Shares of Boston Beer Company Inc SAM were climbing in early trading on Friday, after the company reported its second-quarter results.
The results came amid an exciting earnings season. Here are some key analyst takeaways.
- Goldman Sachs analyst Bonnie Herzog reiterated a Sell rating, while reducing the price target from $210 to $230.
- RBC Capital Markets analyst Nik Modi maintained a Sector Perform rating, while cutting the price target from $332 to $318.
- Piper Sandler analyst Michael Lavery reaffirmed an Overweight rating, while slashing the price target from $344 to $325.
Check out other analyst stock ratings.
Goldman Sachs: Boston Beer Company reported its quarterly earnings at $4.39 per share, significantly missing the consensus of $5.01 per share, due to softer-than-expected depletions and shipments as well as ongoing costs that resulted in disappointing gross margins, Herzog said in a note.
Management lowered the high end of their full-year depletion and shipment guidance ranges to reflect low-single-digit declines in both, the analyst stated. "While mgmt sounded confident that their wholesaler partners need more inventory to restore service levels, we have some concern, especially considering SAM's depletions were down -2% YTD thru June, suggesting distributors may want to structurally carry less inventory to meet slowing demand," he further wrote.

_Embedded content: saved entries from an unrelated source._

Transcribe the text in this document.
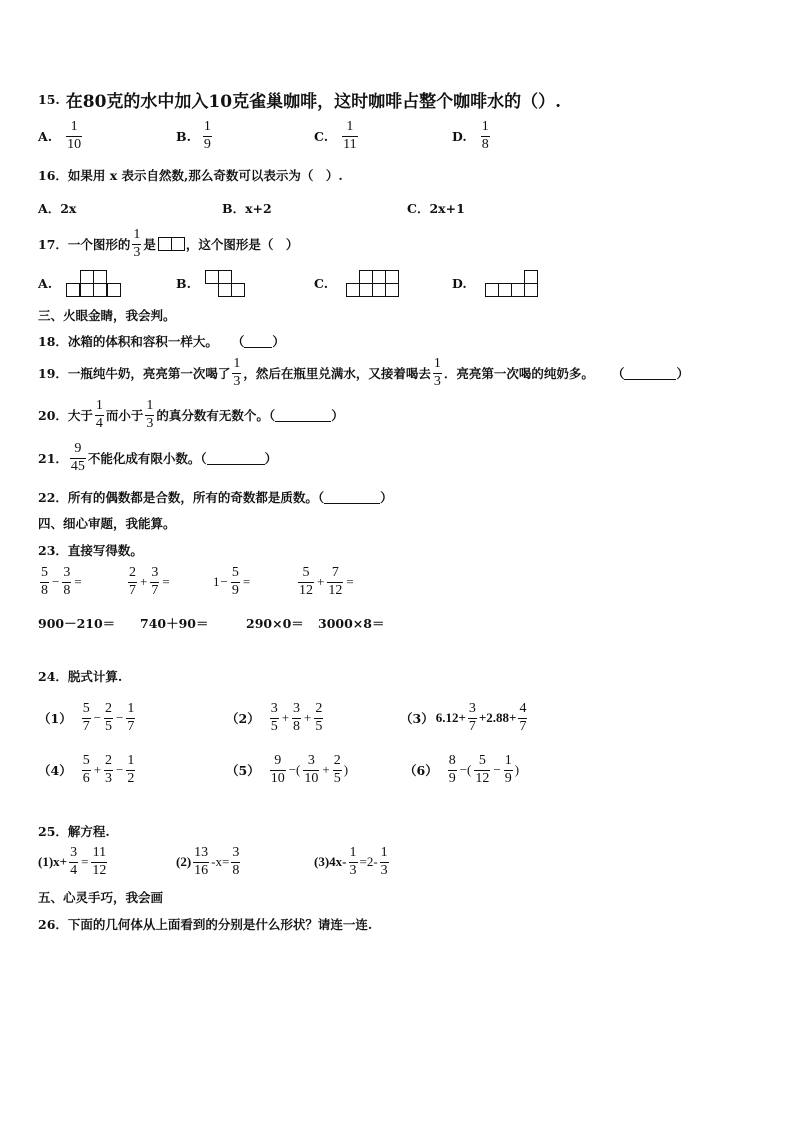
15. 在80克的水中加入10克雀巢咖啡，这时咖啡占整个咖啡水的（）.
A. $\frac{1}{10}$	B. $\frac{1}{9}$	C. $\frac{1}{11}$	D. $\frac{1}{8}$
16．如果用 x 表示自然数,那么奇数可以表示为（　）.
A．2x	B．x+2	C．2x+1
17．一个图形的 $\frac{1}{3}$ 是 ，这个图形是（　）
A.	B.	C.	D.
三、火眼金睛，我会判。
18．冰箱的体积和容积一样大。 （ ）
19．一瓶纯牛奶，亮亮第一次喝了 $\frac{1}{3}$ ，然后在瓶里兑满水，又接着喝去 $\frac{1}{3}$ ．亮亮第一次喝的纯奶多。 （	）
20．大于 $\frac{1}{4}$ 而小于 $\frac{1}{3}$ 的真分数有无数个。（	）
21． $\frac{9}{45}$ 不能化成有限小数。（	）
22．所有的偶数都是合数，所有的奇数都是质数。（	）
四、细心审题，我能算。
23．直接写得数。
$\frac{5}{8} - \frac{3}{8}$ =	$\frac{2}{7} + \frac{3}{7}$ =	$1 - \frac{5}{9}$ =	$\frac{5}{12} + \frac{7}{12}$ =
900－210＝	740＋90＝	290×0＝	3000×8＝
24．脱式计算.
$(1) \frac{5}{7} - \frac{2}{5} - \frac{1}{7}$	$(2) \frac{3}{5} + \frac{3}{8} + \frac{2}{5}$	（3） $6.12+ \frac{3}{7} +2.88+ \frac{4}{7}$
$(4) \frac{5}{6} + \frac{2}{3} - \frac{1}{2}$	$(5) \frac{9}{10}$ −( $\frac{3}{10} + \frac{2}{5}$ )	$(6) \frac{8}{9}$ −( $\frac{5}{12} - \frac{1}{9}$ )
25．解方程.
$(1)x+ \frac{3}{4} = \frac{11}{12}$	$(2) \frac{13}{16} -x= \frac{3}{8}$	$(3)4x- \frac{1}{3} =2- \frac{1}{3}$
五、心灵手巧，我会画
26．下面的几何体从上面看到的分别是什么形状？请连一连.
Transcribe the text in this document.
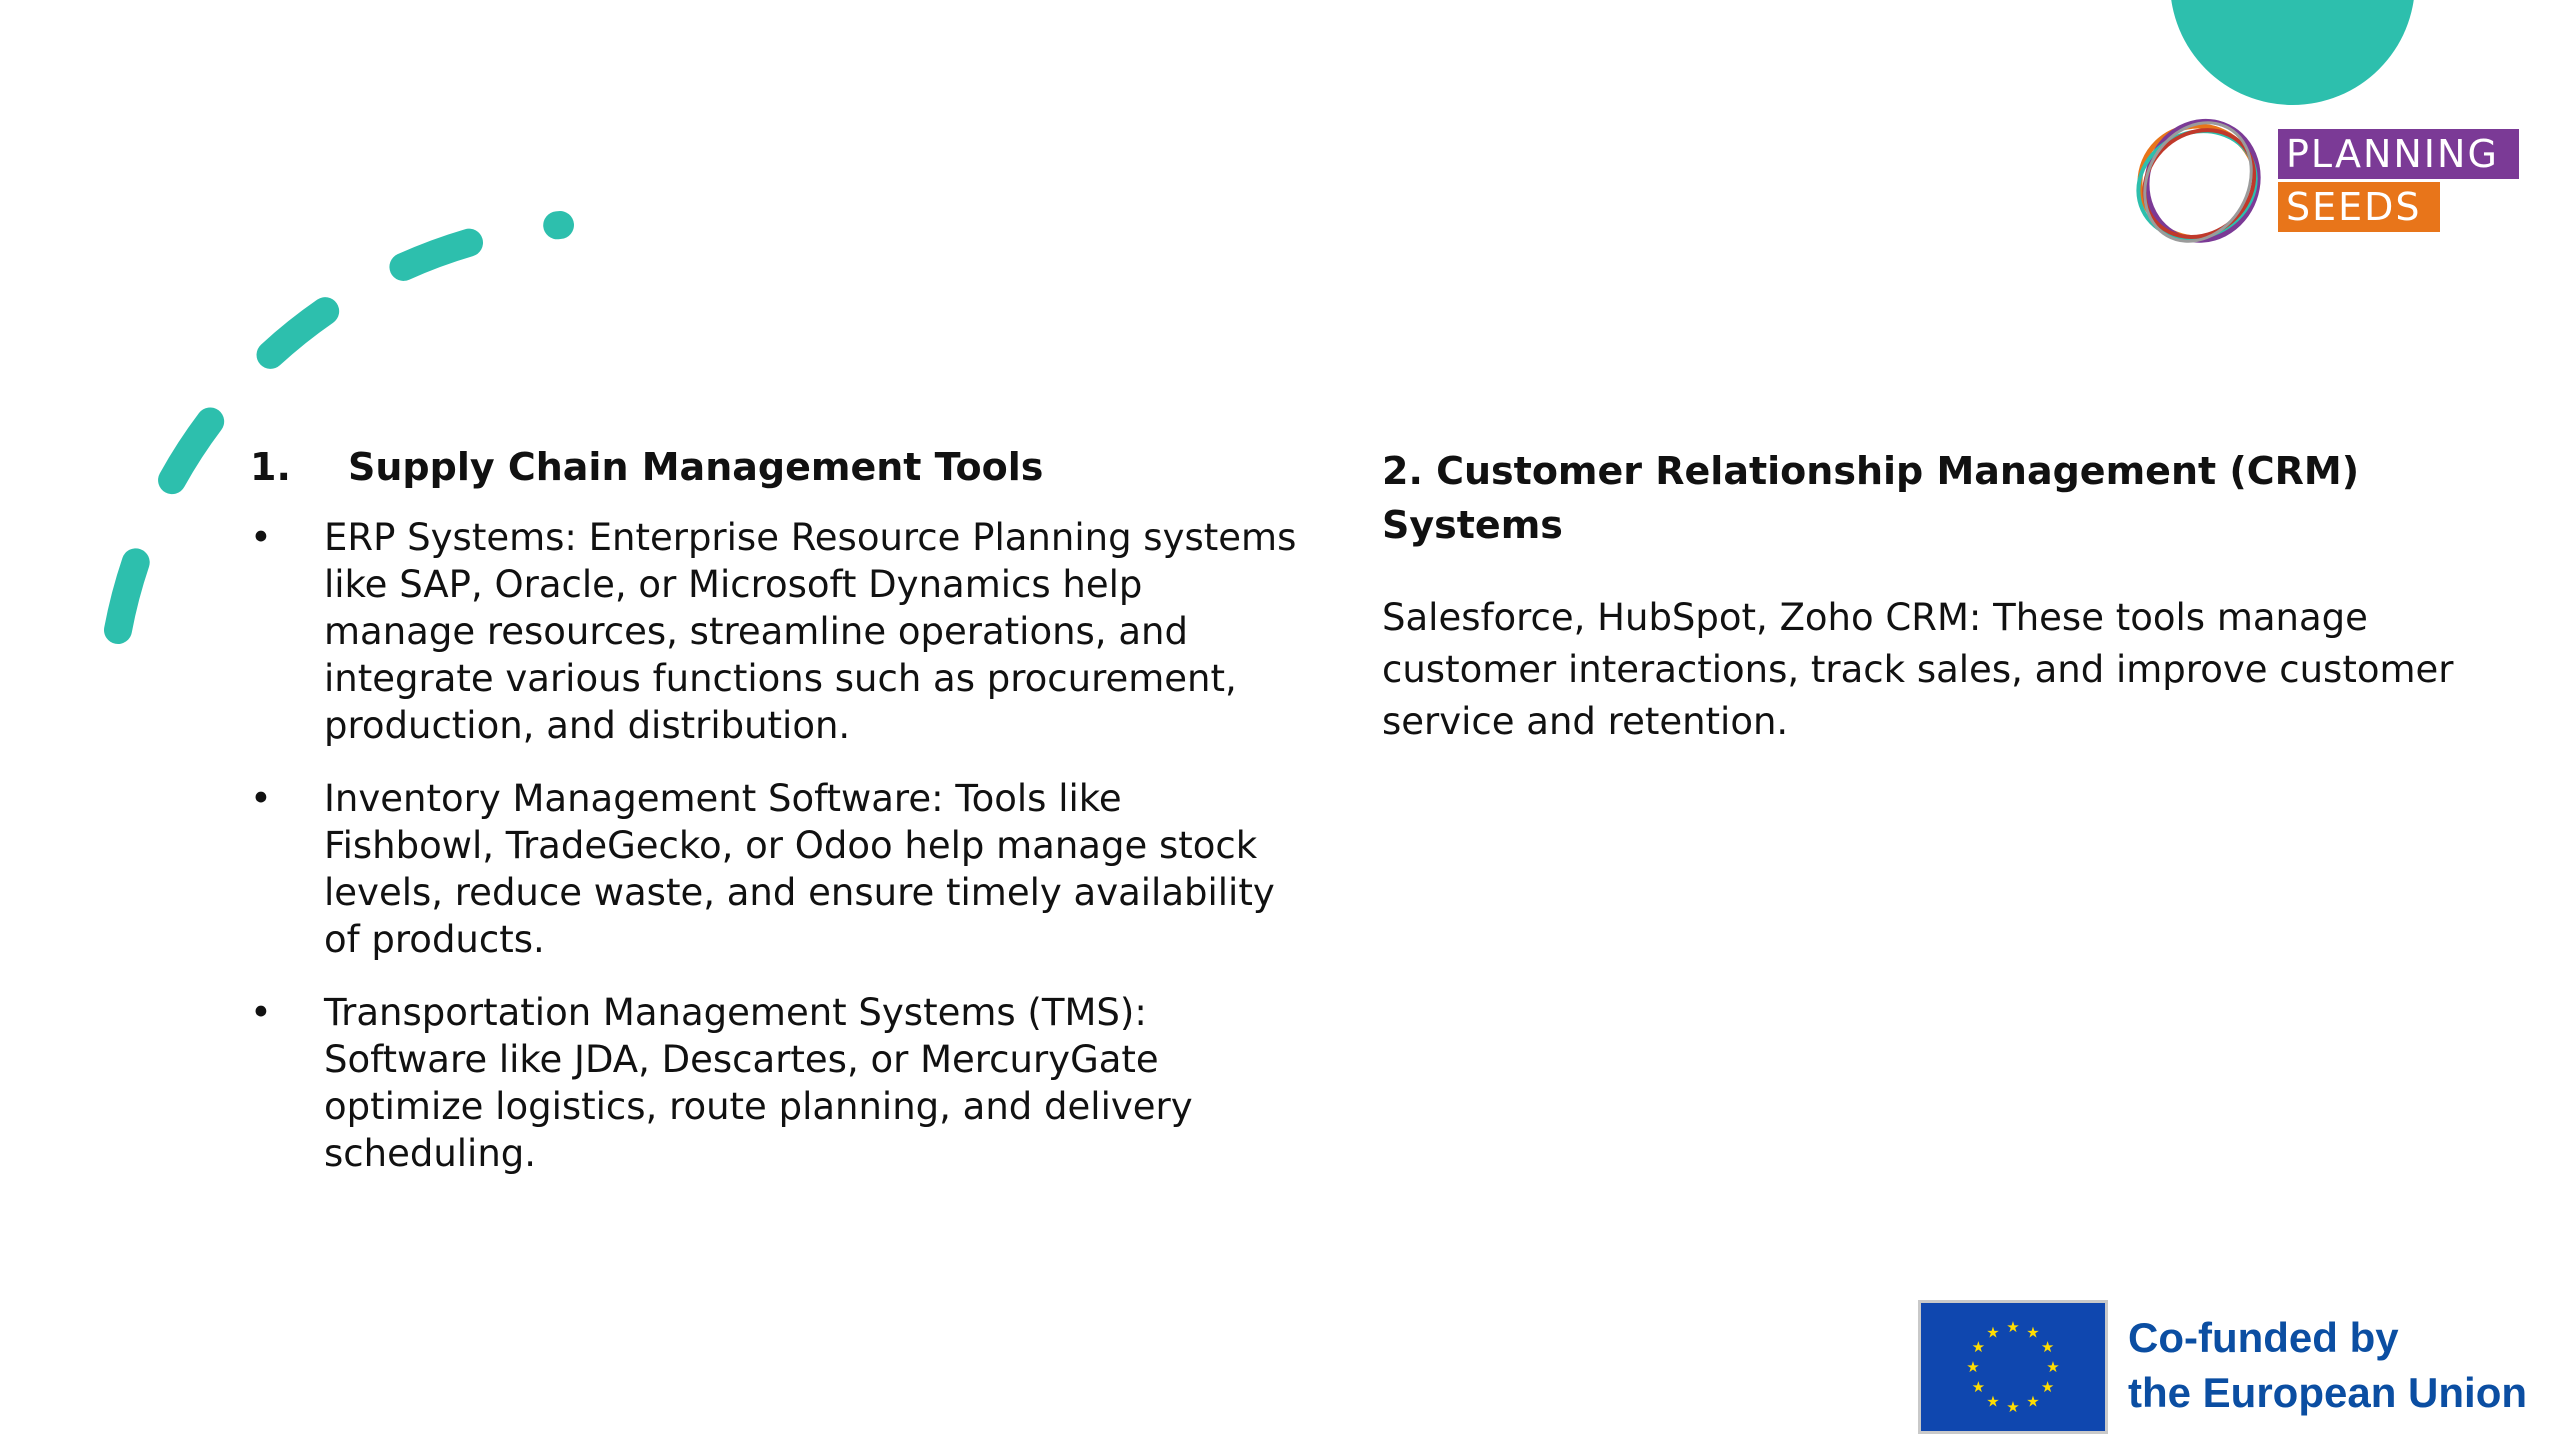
PLANNING
SEEDS
1. Supply Chain Management Tools
• ERP Systems: Enterprise Resource Planning systems like SAP, Oracle, or Microsoft Dynamics help manage resources, streamline operations, and integrate various functions such as procurement, production, and distribution.
• Inventory Management Software: Tools like Fishbowl, TradeGecko, or Odoo help manage stock levels, reduce waste, and ensure timely availability of products.
• Transportation Management Systems (TMS): Software like JDA, Descartes, or MercuryGate optimize logistics, route planning, and delivery scheduling.
2. Customer Relationship Management (CRM) Systems

Salesforce, HubSpot, Zoho CRM: These tools manage customer interactions, track sales, and improve customer service and retention.

★ ★
★
★
★
★
★
★
★
★
★
★	Co-funded by
the European Union
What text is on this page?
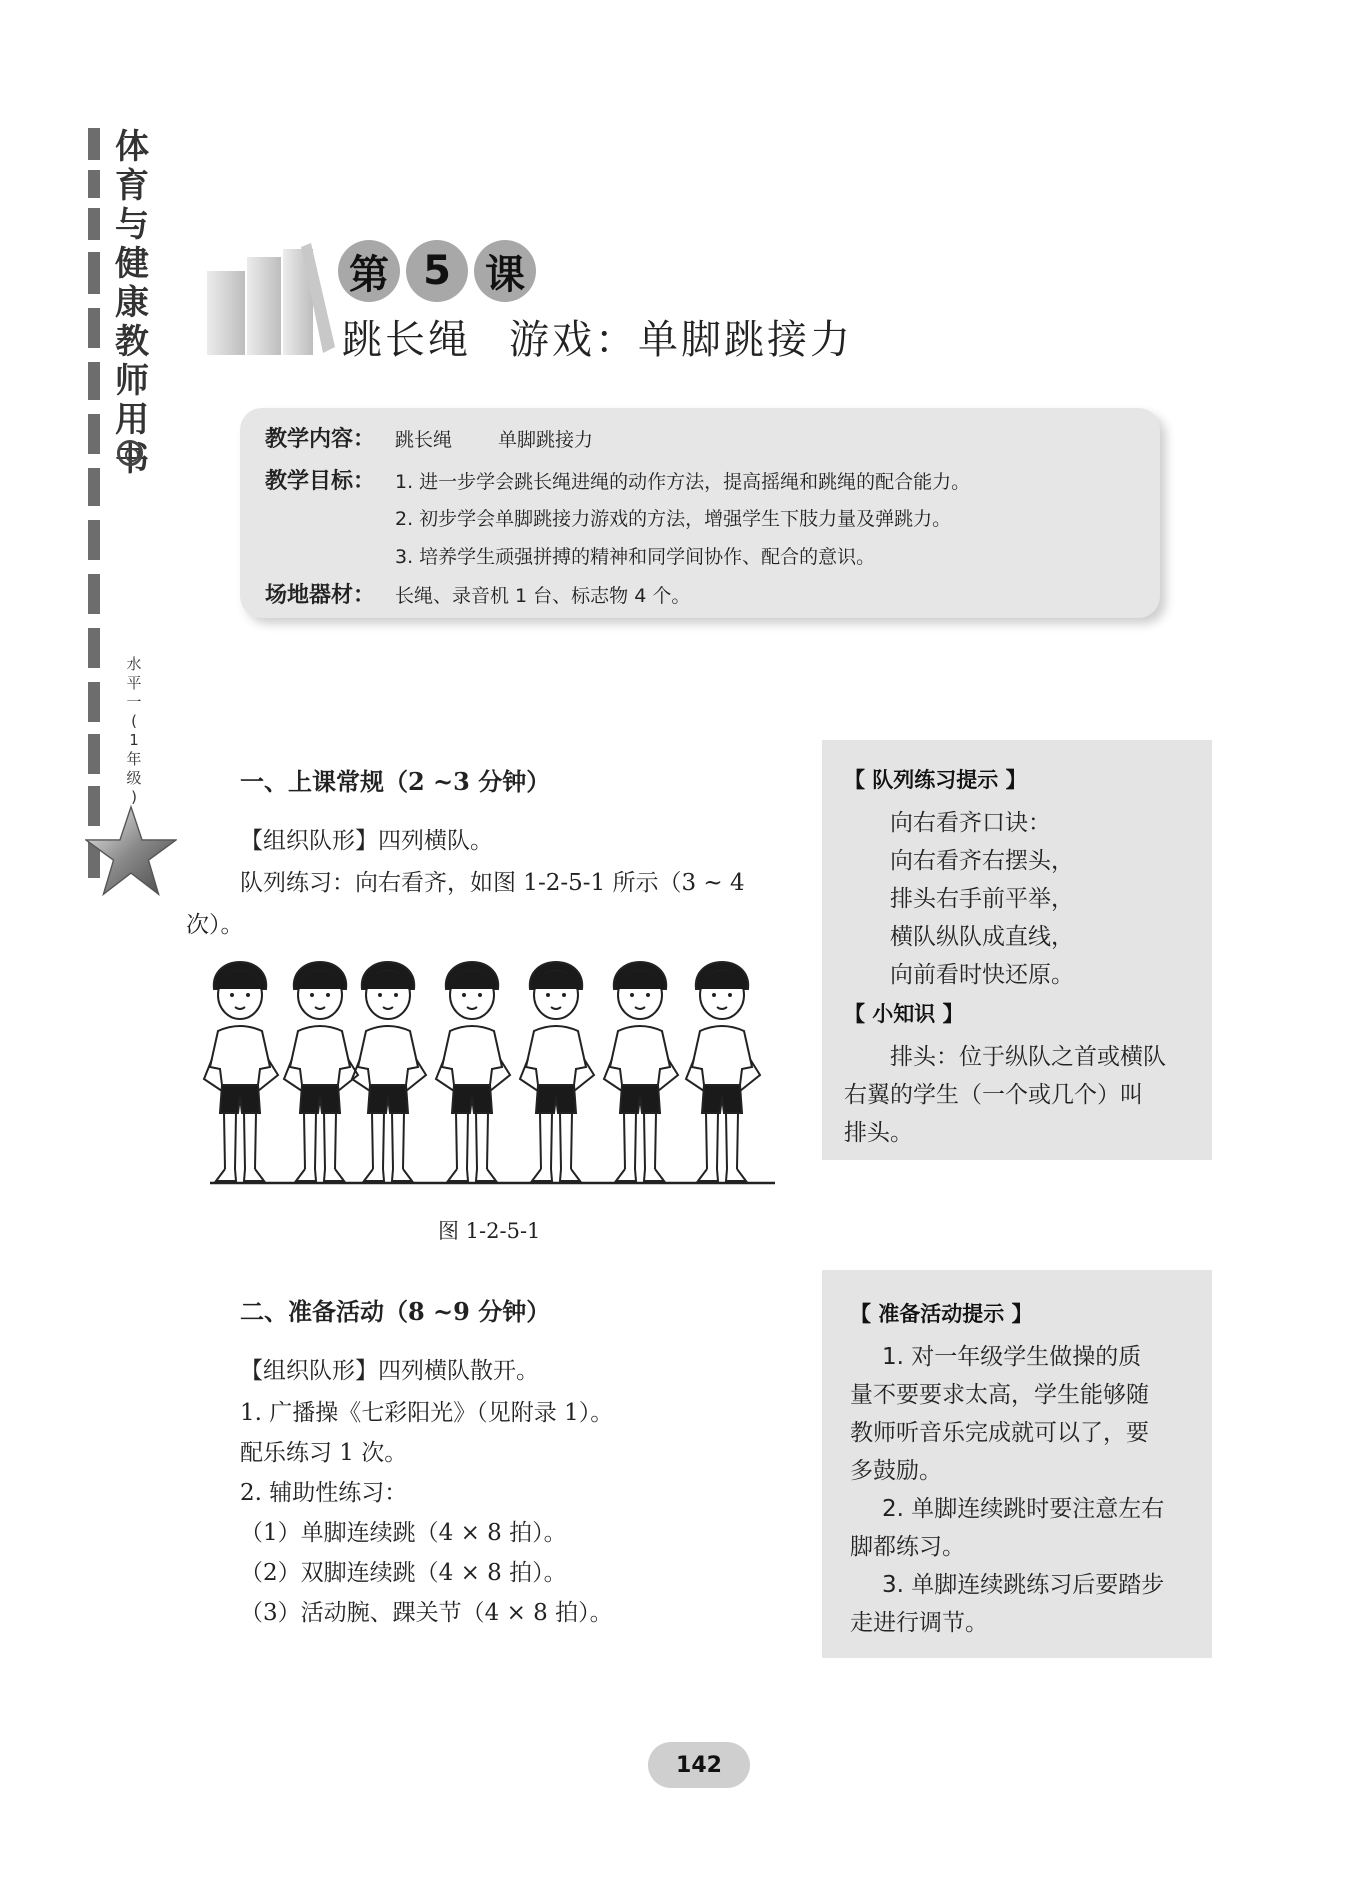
体
育
与
健
康
教
师
用
书
水
平
一
(
1
年
级
)
第 5 课
跳长绳 游戏：单脚跳接力
教学内容：	跳长绳 单脚跳接力
教学目标：	1. 进一步学会跳长绳进绳的动作方法，提高摇绳和跳绳的配合能力。
2. 初步学会单脚跳接力游戏的方法，增强学生下肢力量及弹跳力。
3. 培养学生顽强拼搏的精神和同学间协作、配合的意识。
场地器材：	长绳、录音机 1 台、标志物 4 个。
一、上课常规（2 ~3 分钟）
【组织队形】四列横队。
队列练习：向右看齐，如图 1-2-5-1 所示（3 ~ 4
次）。
图 1-2-5-1
二、准备活动（8 ~9 分钟）
【组织队形】四列横队散开。
1. 广播操《七彩阳光》（见附录 1）。
配乐练习 1 次。
2. 辅助性练习：
（1）单脚连续跳（4 × 8 拍）。
（2）双脚连续跳（4 × 8 拍）。
（3）活动腕、踝关节（4 × 8 拍）。
【 队列练习提示 】
向右看齐口诀：
向右看齐右摆头，
排头右手前平举，
横队纵队成直线，
向前看时快还原。
【 小知识 】
排头：位于纵队之首或横队
右翼的学生（一个或几个）叫
排头。
【 准备活动提示 】
1. 对一年级学生做操的质
量不要要求太高，学生能够随
教师听音乐完成就可以了，要
多鼓励。
2. 单脚连续跳时要注意左右
脚都练习。
3. 单脚连续跳练习后要踏步
走进行调节。
142
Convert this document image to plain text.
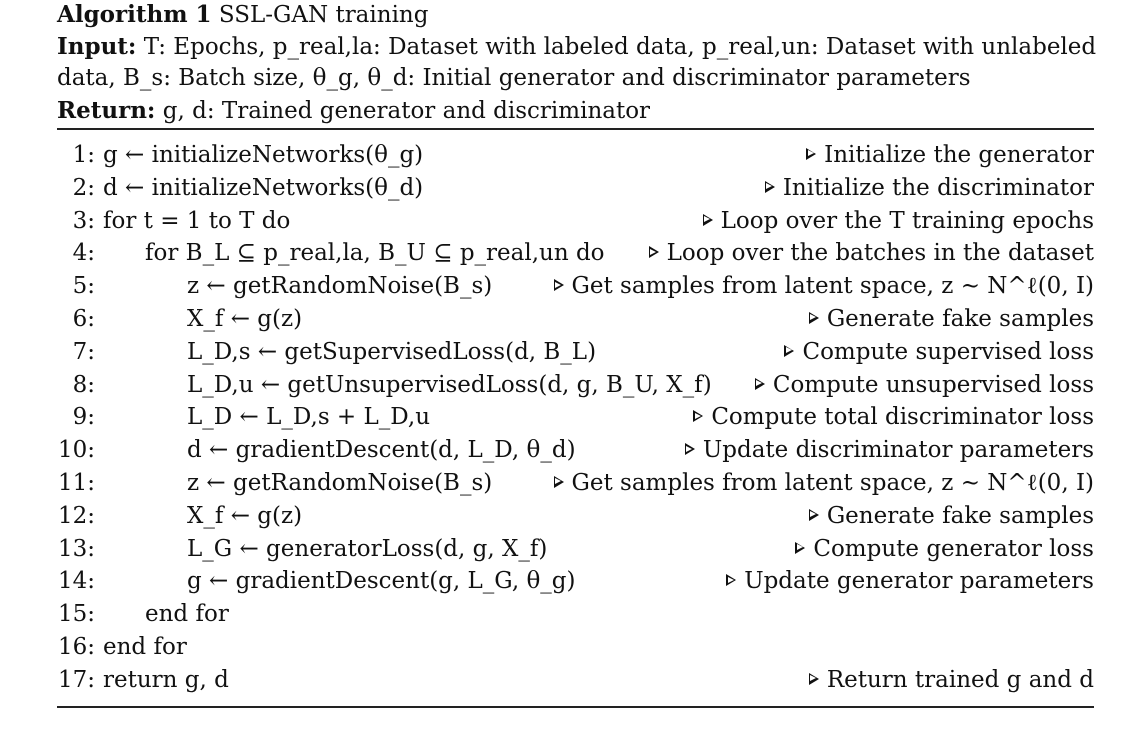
Algorithm 1 SSL-GAN training
Input: T: Epochs, p_real,la: Dataset with labeled data, p_real,un: Dataset with unlabeled
data, B_s: Batch size, θ_g, θ_d: Initial generator and discriminator parameters
Return: g, d: Trained generator and discriminator
1: g ← initializeNetworks(θ_g)	Initialize the generator
2: d ← initializeNetworks(θ_d)	Initialize the discriminator
3: for t = 1 to T do	Loop over the T training epochs
4: for B_L ⊆ p_real,la, B_U ⊆ p_real,un do	Loop over the batches in the dataset
5:	z ← getRandomNoise(B_s)	Get samples from latent space, z ∼ N^ℓ(0, I)
6:	X_f ← g(z)	Generate fake samples
7:	L_D,s ← getSupervisedLoss(d, B_L)	Compute supervised loss
8:	L_D,u ← getUnsupervisedLoss(d, g, B_U, X_f)	Compute unsupervised loss
9:	L_D ← L_D,s + L_D,u	Compute total discriminator loss
10:	d ← gradientDescent(d, L_D, θ_d)	Update discriminator parameters
11:	z ← getRandomNoise(B_s)	Get samples from latent space, z ∼ N^ℓ(0, I)
12:	X_f ← g(z)	Generate fake samples
13:	L_G ← generatorLoss(d, g, X_f)	Compute generator loss
14:	g ← gradientDescent(g, L_G, θ_g)	Update generator parameters
15: end for
16: end for
17: return g, d	Return trained g and d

RBC Capital Markets: "As expected, category pressures were too much to overcome in the near term and resulted in a more muted volume outlook for the year," Modi said. He added, however, that management suggested a bottoming in April.
"Despite the topline pressure, SAM was able to maintain gross margin and EPS guidance in part due to improvements in productivity initiatives across procurement savings, waste and network optimization, and brewery performance," the analyst wrote. However, the gross margin guidance will likely be viewed as "less prudent relative to last quarter," he further wrote.
Piper Sandler: Boston Beer revenue was roughly in-line with expectations. EBIT margins came in lower due to higher costs, even before marketing spending increases in the back half of 2-24, Lavery said.
"We see upside to SAM’s gross margin as it further brings production in-house," he added.
Hard Mountain Dew started transitioning to the company's distributor network in May, "with a full transition to new states likely lasting into early 2025," the analyst stated. "We still expect Hard Mtn Dew can be a catalyst in 2025, with shipments to some big new states expected to give a volume boost in 4Q24 ahead of early 2025 sales.”
SAM Price Action: Shares of Boston Beer Company had risen by 4.93% to $283.87 at the time of publication on Friday.